Jonny (unser Findling) äußerte nach einigen Tagen den Wunsch nach Gesellschaft. Auch wir waren der Meinung, dass es viel besser wäre, wenn Jonny nicht alleine sei.

So versuchten wir die Verkäuferin aus dem „Fressnapf“ davon zu überzeugen uns ihr Hörnchen zu überlassen, um es mit Jonny zu vergesellschaften.

Diese willigte trotz Trennungsschmerz sofort ein und brachte uns ihren Schützling „Hermann“ vorbei um sich auch von den Haltungsbedingungen zu überzeugen.

Hörnchen Hermann hatte noch einige Zeit Probleme mit hartnäckigem Durchfall, den wir aber dann schnell in den Griff bekamen.

Die beiden waren überglücklich nun nicht mehr allein zu sein und genossen ihre Kuschelzeiten zu zweit.

In der Pflegestelle vergingen nun einige Wochen der schlaflosen Nächte, da die kleinen Babys noch alle zwei bis drei Stunden mit einer Spritze gefüttert werden mussten. Im Anschluss daran stand minutenlanges Bäuchlein reiben um die Verdauung anzuregen und zum Harnabsatz mussten die Hörnchen dann auch noch animiert werden.

Tage später war die Pflegemutter mit ihrem Hund wegen einer verletzten Kralle beim Tierarzt und erzählte unter anderem auch von ihren „süßen Gästen“.

Diese Information nahm der Tierarzt zum Anlass wenige Tage später anzurufen um ein drittes Hörnchen zu Vermitteln.

„Crash“ das dritte Hörnchen wurde von zwei Findern aus Ickern zum Tierarzt gebracht und nach eingehender Untersuchung sollte nun auch dieses Tier ein neues Zuhause finden.

Im Verlauf der nächsten Tage stellte sich jedoch nun heraus, dass das letzte Hörnchenmädchen am schlimmsten dran war. Es hatte einen stark geschwollenen Kopf, ein lädiertes Auge, weinte die erste Nacht regelrecht und musste immerzu niesen was jedoch dem Sturz zuzuschreiben war. Fressen wollte es auch nicht. Es folgten noch einige Tierarztbesuche in den darauffolgenden Tagen und Gott sei Dank schlugen die Medikamente sehr schnell an und es ging ihr immer besser.

Am 22.05.2017 konnten alle drei Sorgenkinder in eine Auswilderungsvoliere übergeben werden.
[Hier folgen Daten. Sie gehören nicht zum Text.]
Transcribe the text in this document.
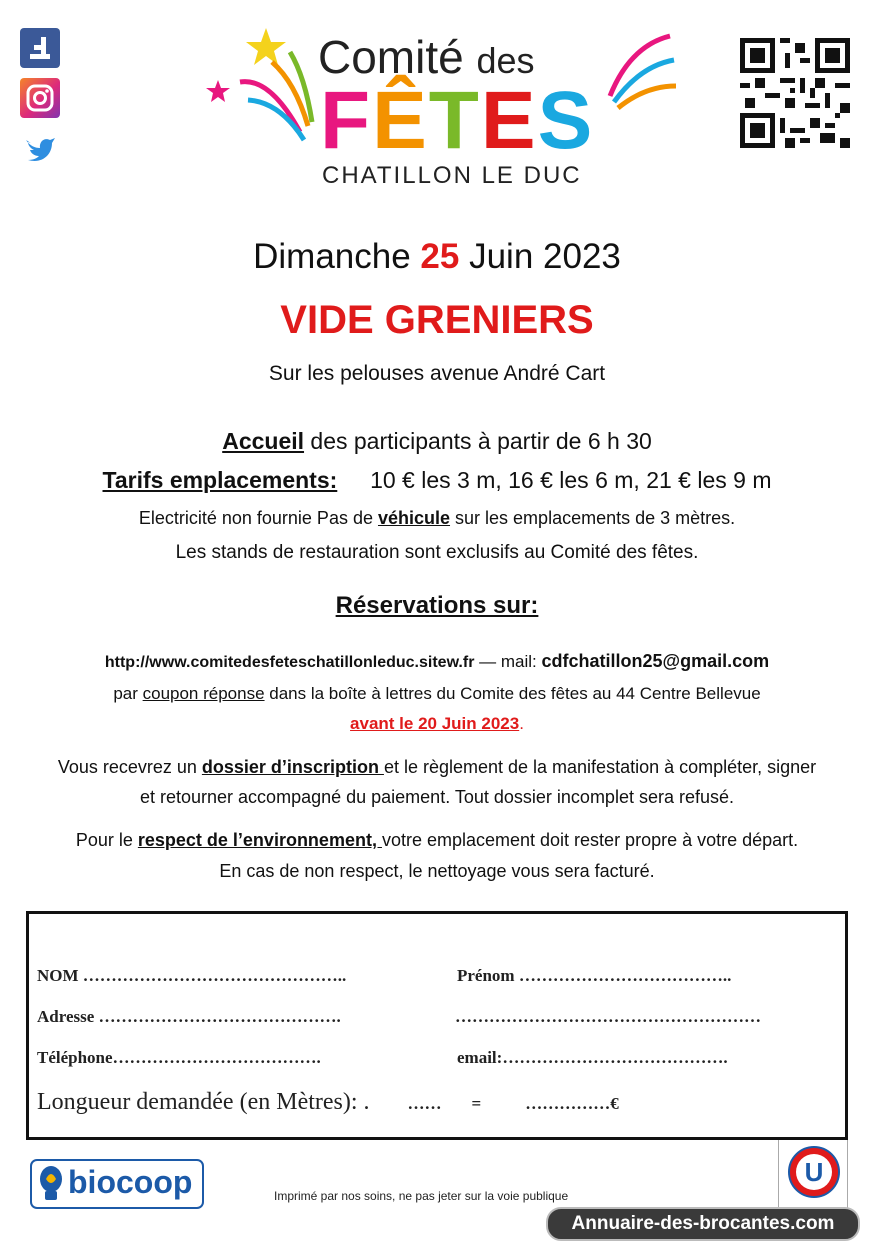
Comité des
FÊTES
CHATILLON LE DUC
Dimanche 25 Juin 2023
VIDE GRENIERS
Sur les pelouses avenue André Cart
Accueil des participants à partir de 6 h 30
Tarifs emplacements: 10 € les 3 m, 16 € les 6 m, 21 € les 9 m
Electricité non fournie Pas de véhicule sur les emplacements de 3 mètres.
Les stands de restauration sont exclusifs au Comité des fêtes.
Réservations sur:
http://www.comitedesfeteschatillonleduc.sitew.fr — mail: cdfchatillon25@gmail.com
par coupon réponse dans la boîte à lettres du Comite des fêtes au 44 Centre Bellevue
avant le 20 Juin 2023.
Vous recevrez un dossier d’inscription et le règlement de la manifestation à compléter, signer
et retourner accompagné du paiement. Tout dossier incomplet sera refusé.
Pour le respect de l’environnement, votre emplacement doit rester propre à votre départ.
En cas de non respect, le nettoyage vous sera facturé.
NOM ………………………………………..	Prénom ………………………………..
Adresse …………………………………….	………………………………………………
Téléphone……………………………….	email:………………………………….
Longueur demandée (en Mètres): . …… =	……………€
biocoop	Imprimé par nos soins, ne pas jeter sur la voie publique
U
Annuaire-des-brocantes.com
In einer liebevoll hergerichteten Außenvoliere im „Grünen“ werden die kleinen Racker wieder vom Menschen entwöhnt und auf ein Leben in Freiheit vorbereitet.

Sie verbleiben dort nun bis sie etwa ein halbes Jahr alt sind und können dann den Weg in die endgültige Freiheit gehen.